Elizabeth Parrish Starr (April 29, 1889 – 1943) was an American heiress who volunteered in Europe during both World War I and World War II, dying from starvation at the end of the second.

==Early life and education==
Elizabeth (Elisabeth) Parrish Starr was born on April 29, 1889, at 1504 Walnut Avenue, Philadelphia. Later, the family moved to 1818 South Rittenhouse Square, Philadelphia. She was the daughter of Louis Starr (1849-1925), a doctor, who was one of the first to establish paediatrics as a branch and son of Isaac Starr, a banker, and Mary Parrish (1855-1928), a member of the Pennsylvania Society of the Colonial Dames of America. Dillwyn Parrish, the American writer, illustrator, and painter, was a cousin.

In 1907, she attended schools in Europe.

==Career==
In 1909, Starr became engaged with Stewart Robinson, the nephew of President Theodore Roosevelt and a Harvard fellow student to Starr's brother Dillwyn. Soon afterward, Robinson died in a strange accident, falling down from a window dorm.

In 1914, Starr's brother, Lieutenant Dillwyn Parrish Starr (1884-1916), joined the British Army as an officer in the 2nd Coldstream Guards. Starr joined the United States voluntary aid programme in Europe as a Volunteer Nurse and member of the French War Emergency Fund. In 1916, Dillwyn Starr died during the Battle of the Somme. Starr, Head of Reconstruction of the Civilian Section of the Somme region, was decorated by the French government with a silver medal, the Médaille de la Reconnaissance Francaise.

In 1921, Starr bought a castle that was actually an old country house, Castello San Peyre, at Opio. In 1934 she became friends with Winifred Fortescue, a British writer and actress, who would in the end move to Opio to live with Starr. Starr is Mademoiselle in Fortescue's books. They spent several years in Provence, and they made friends with an array of personalities: poet John Betjeman; nobleman and aesthete Edward Sackville-West; and Starr's unrequited love, Lady Caroline Paget, immortalized in the painting by Rex Whistler.

At the beginning of World War II, Starr founded the Foyers des Soldats de France. Later, Fortescue went back to England, to avoid the war, and gave lectures to raise funds to support France.

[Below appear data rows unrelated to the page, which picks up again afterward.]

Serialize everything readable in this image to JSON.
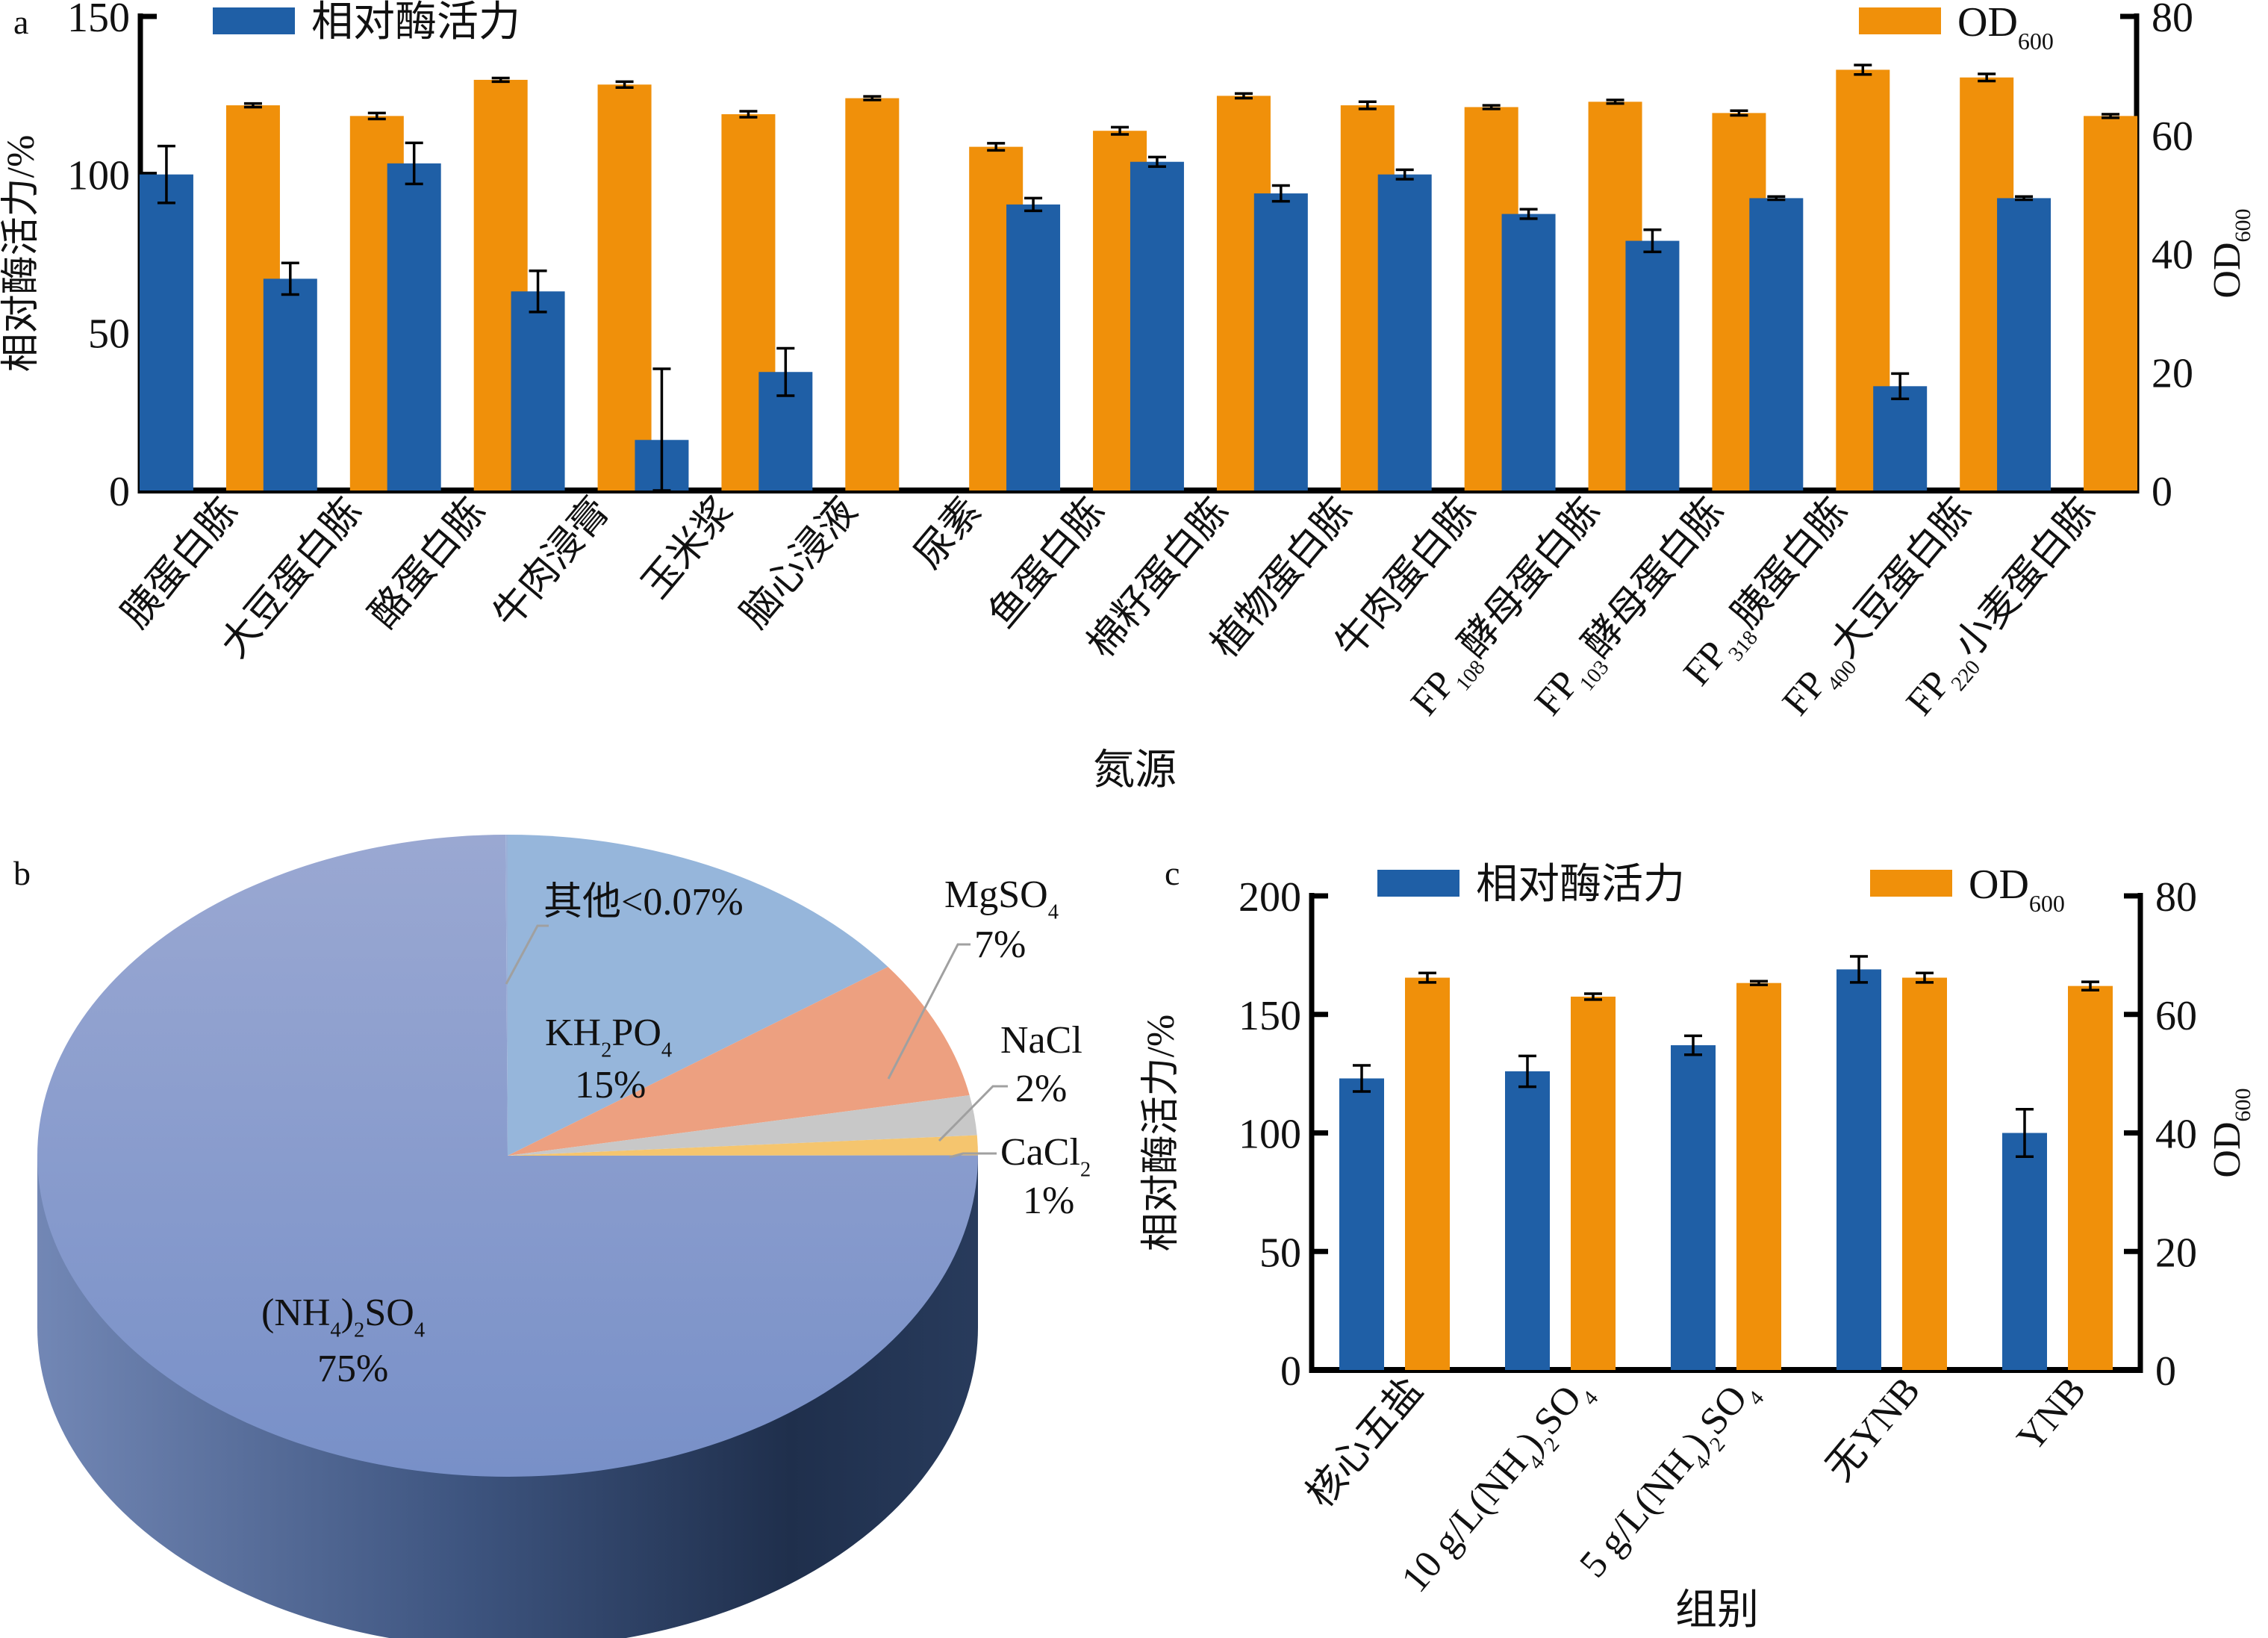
{
  "colors": {
    "enzyme": "#1f5fa6",
    "od": "#f0900a",
    "axis": "#000000"
  },
  "chart_data": [
    {
      "panel": "a",
      "type": "bar",
      "title": "",
      "xlabel": "氮源",
      "ylabel": "相对酶活力/%",
      "y2label_main": "OD",
      "y2label_sub": "600",
      "ylim": [
        0,
        150
      ],
      "y2lim": [
        0,
        80
      ],
      "yticks": [
        0,
        50,
        100,
        150
      ],
      "y2ticks": [
        0,
        20,
        40,
        60,
        80
      ],
      "grid": false,
      "legend_position": "top",
      "categories": [
        "胰蛋白胨",
        "大豆蛋白胨",
        "酪蛋白胨",
        "牛肉浸膏",
        "玉米浆",
        "脑心浸液",
        "尿素",
        "鱼蛋白胨",
        "棉籽蛋白胨",
        "植物蛋白胨",
        "牛肉蛋白胨",
        "FP108酵母蛋白胨",
        "FP103酵母蛋白胨",
        "FP318胰蛋白胨",
        "FP400大豆蛋白胨",
        "FP220小麦蛋白胨"
      ],
      "series": [
        {
          "name": "相对酶活力",
          "axis": "left",
          "values": [
            100,
            67,
            103.5,
            63,
            16,
            37.5,
            0,
            90.5,
            104,
            94,
            100,
            87.5,
            79,
            92.5,
            33,
            92.5
          ],
          "errors": [
            9,
            5,
            6.5,
            6.5,
            22.5,
            7.5,
            0,
            2,
            1.5,
            2.5,
            1.5,
            1.5,
            3.5,
            0.5,
            4,
            0.5
          ]
        },
        {
          "name": "OD",
          "name_sub": "600",
          "axis": "right",
          "values": [
            65,
            63.2,
            69.3,
            68.5,
            63.5,
            66.2,
            58,
            60.7,
            66.6,
            65,
            64.7,
            65.6,
            63.7,
            71,
            69.7,
            63.2
          ],
          "errors": [
            0.3,
            0.5,
            0.3,
            0.5,
            0.5,
            0.3,
            0.6,
            0.6,
            0.4,
            0.6,
            0.3,
            0.3,
            0.4,
            0.8,
            0.6,
            0.3
          ]
        }
      ]
    },
    {
      "panel": "b",
      "type": "pie",
      "title": "",
      "slices": [
        {
          "label": "KH2PO4",
          "label_parts": [
            "KH",
            "2",
            "PO",
            "4"
          ],
          "value": 15,
          "pct_label": "15%",
          "color": "#96b6db"
        },
        {
          "label": "MgSO4",
          "label_parts": [
            "MgSO",
            "4"
          ],
          "value": 7,
          "pct_label": "7%",
          "color": "#eda080"
        },
        {
          "label": "NaCl",
          "label_parts": [
            "NaCl"
          ],
          "value": 2,
          "pct_label": "2%",
          "color": "#c8c8c8"
        },
        {
          "label": "CaCl2",
          "label_parts": [
            "CaCl",
            "2"
          ],
          "value": 1,
          "pct_label": "1%",
          "color": "#f5c56e"
        },
        {
          "label": "(NH4)2SO4",
          "label_parts": [
            "(NH",
            "4",
            ")",
            "2",
            "SO",
            "4"
          ],
          "value": 75,
          "pct_label": "75%",
          "color": "#8a9fd0"
        },
        {
          "label": "其他",
          "value": 0.07,
          "pct_label": "其他<0.07%",
          "color": "#9ab0d8"
        }
      ]
    },
    {
      "panel": "c",
      "type": "bar",
      "title": "",
      "xlabel": "组别",
      "ylabel": "相对酶活力/%",
      "y2label_main": "OD",
      "y2label_sub": "600",
      "ylim": [
        0,
        200
      ],
      "y2lim": [
        0,
        80
      ],
      "yticks": [
        0,
        50,
        100,
        150,
        200
      ],
      "y2ticks": [
        0,
        20,
        40,
        60,
        80
      ],
      "grid": false,
      "legend_position": "top",
      "categories": [
        "核心五盐",
        "10 g/L(NH4)2SO4",
        "5 g/L(NH4)2SO4",
        "无YNB",
        "YNB"
      ],
      "series": [
        {
          "name": "相对酶活力",
          "axis": "left",
          "values": [
            123,
            126,
            137,
            169,
            100
          ],
          "errors": [
            5.5,
            6.5,
            4,
            5.5,
            10
          ]
        },
        {
          "name": "OD",
          "name_sub": "600",
          "axis": "right",
          "values": [
            66.2,
            63,
            65.3,
            66.2,
            64.8
          ],
          "errors": [
            0.8,
            0.5,
            0.3,
            0.8,
            0.7
          ]
        }
      ]
    }
  ],
  "panel_labels": {
    "a": "a",
    "b": "b",
    "c": "c"
  },
  "legend": {
    "enzyme": "相对酶活力",
    "od_main": "OD",
    "od_sub": "600"
  }
}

Starr remained in France, at Castello San Peyre. She gave shelter to children, and provided what help she could. Towards the end of 1942, food was scarce and Starr became ill. She probably died at the beginning of 1943 from anaemia and malnutrition.

==Death and legacy==
Starr is buried in the little cemetery at Opio, where eight years later, her loyal friend Winifred Fortescue asked to be buried as well.

Fortescue founded The Elisabeth Starr Memorial Fund for the Children of Provence in Starr's honour.

Escape to Provence by Maureen Emerson is the story of Elisabeth Parish Starr and Winifred (Peggy) Fortescue.